Mijnheer de eerste minister, ik beschouw deze beslissing en ook de relatieve hetze tegen de Senaat en tegen de senatoren als een soort strafexpeditie die de regering naar de Senaat heeft gestuurd. Dat u bovendien heeft overwogen om dit allemaal uit te werken zonder daarbij een senator te betrekken, is in een normale democratie onaanvaardbaar.

Inzake de samenstelling van de Senaat verwijs ik naar de eminente overwegingen van professor Senelle in Knack van twee weken terug, waarin hij aan de ene kant uw grondige kennis van de Toscaanse wijn prees, maar aan de andere kant onderstreepte dat de bewering dat in alle staten een paritaire senaat voorkomt, een eclatante illustratie is van een groot gebrek aan een kennis van het staatsrecht. Uiteraard bestaan er vormen van senaat waarin alle deelstaten door een gelijk aantal senatoren worden vertegenwoordigd. Dat is zo in het confederale model van Zwitserland en in het federale model van de Verenigde Staten. In Duitsland ligt dat al anders doordat elke deelstaat er een ander aantal stemmen heeft. In de Verenigde Staten krijgen alle deelstaten in de Senaat twee stemmen, maar dat is geen paritaire senaat. Een paritaire senaat is namelijk iets totaal anders dan een gelijke behandeling van de deelstaten. Een paritaire senaat is de erkenning van het bestaan van twee deelstaten, waarbij elk van hen dezelfde vertegenwoordiging krijgt om een probleem op te lossen dat fundamenteel verschillend is. De hele historiek van de communautaire ontwikkeling van ons land wordt in zekere mate gedomineerd door de vraag of ons land kan functioneren met twee, met drie of met drie en een half. Dat is een totaal uniek model dat fundamenteel verschilt van andere vormen. Als u dan een pariteit maakt - en u zich nog verder dan nu al voor de Senaat het geval is verwijdert van het one man, one vote - en wanneer u bovendien in de nieuwe Senaat voor bepaalde zaken een dubbele meerderheid wil, dan kan u evengoed de andere mechanismen ter bescherming van het evenwicht tussen de deelstaten en van de minderheden in twijfel trekken.

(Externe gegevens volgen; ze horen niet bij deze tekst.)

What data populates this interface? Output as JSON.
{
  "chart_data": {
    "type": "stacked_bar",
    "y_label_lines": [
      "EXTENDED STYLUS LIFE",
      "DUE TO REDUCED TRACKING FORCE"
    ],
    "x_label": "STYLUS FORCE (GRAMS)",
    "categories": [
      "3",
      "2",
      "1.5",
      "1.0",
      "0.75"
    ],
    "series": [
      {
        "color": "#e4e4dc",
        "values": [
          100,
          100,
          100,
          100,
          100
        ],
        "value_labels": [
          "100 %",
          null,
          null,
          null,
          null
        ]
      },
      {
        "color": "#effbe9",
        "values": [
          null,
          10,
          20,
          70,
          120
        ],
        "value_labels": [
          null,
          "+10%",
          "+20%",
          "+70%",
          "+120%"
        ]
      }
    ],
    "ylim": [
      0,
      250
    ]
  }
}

Zaken als de bijzondere meerderheden, de dubbele meerderheden, de alarmbel, de pariteit in de ministerraad en dergelijke bestaan niet in Zwitserland of in de Verenigde Staten.

We kunnen niet doen alsof er in ons land geen eigen andere oplossingen zijn. Ons land heeft voor een totaal ander model gekozen. De vergelijking met andere federale staten gaat niet op. Ik volg hierin professor Senelle.

Wij hebben een eigen voorstel voor de hervorming van de Senaat, waarbij de senatoren door de deelstaten worden gekozen, zoals de Amerikaanse staten hun senatoren verkiezen. De senatoren van de deelstaten worden dan gekozen op de dag van de verkiezingen voor het Vlaams Parlement, de Waalse Gewestraad en de Franse Gemeenschapsraad. De band met de Vlaamse of de Franstalige gemeenschap wordt daardoor gevestigd. Op de dag van de verkiezingen van de vertegenwoordigers voor het parlement van het eigen deelgebied, wordt ook gekozen voor de vertegenwoordigers van deze deelstaten in het nationale parlement. Zij zetelen voor een periode van vijf jaar in een tweede kamer, die bevoegdheden heeft inzake de belangen van de gemeenschappen en de gewesten.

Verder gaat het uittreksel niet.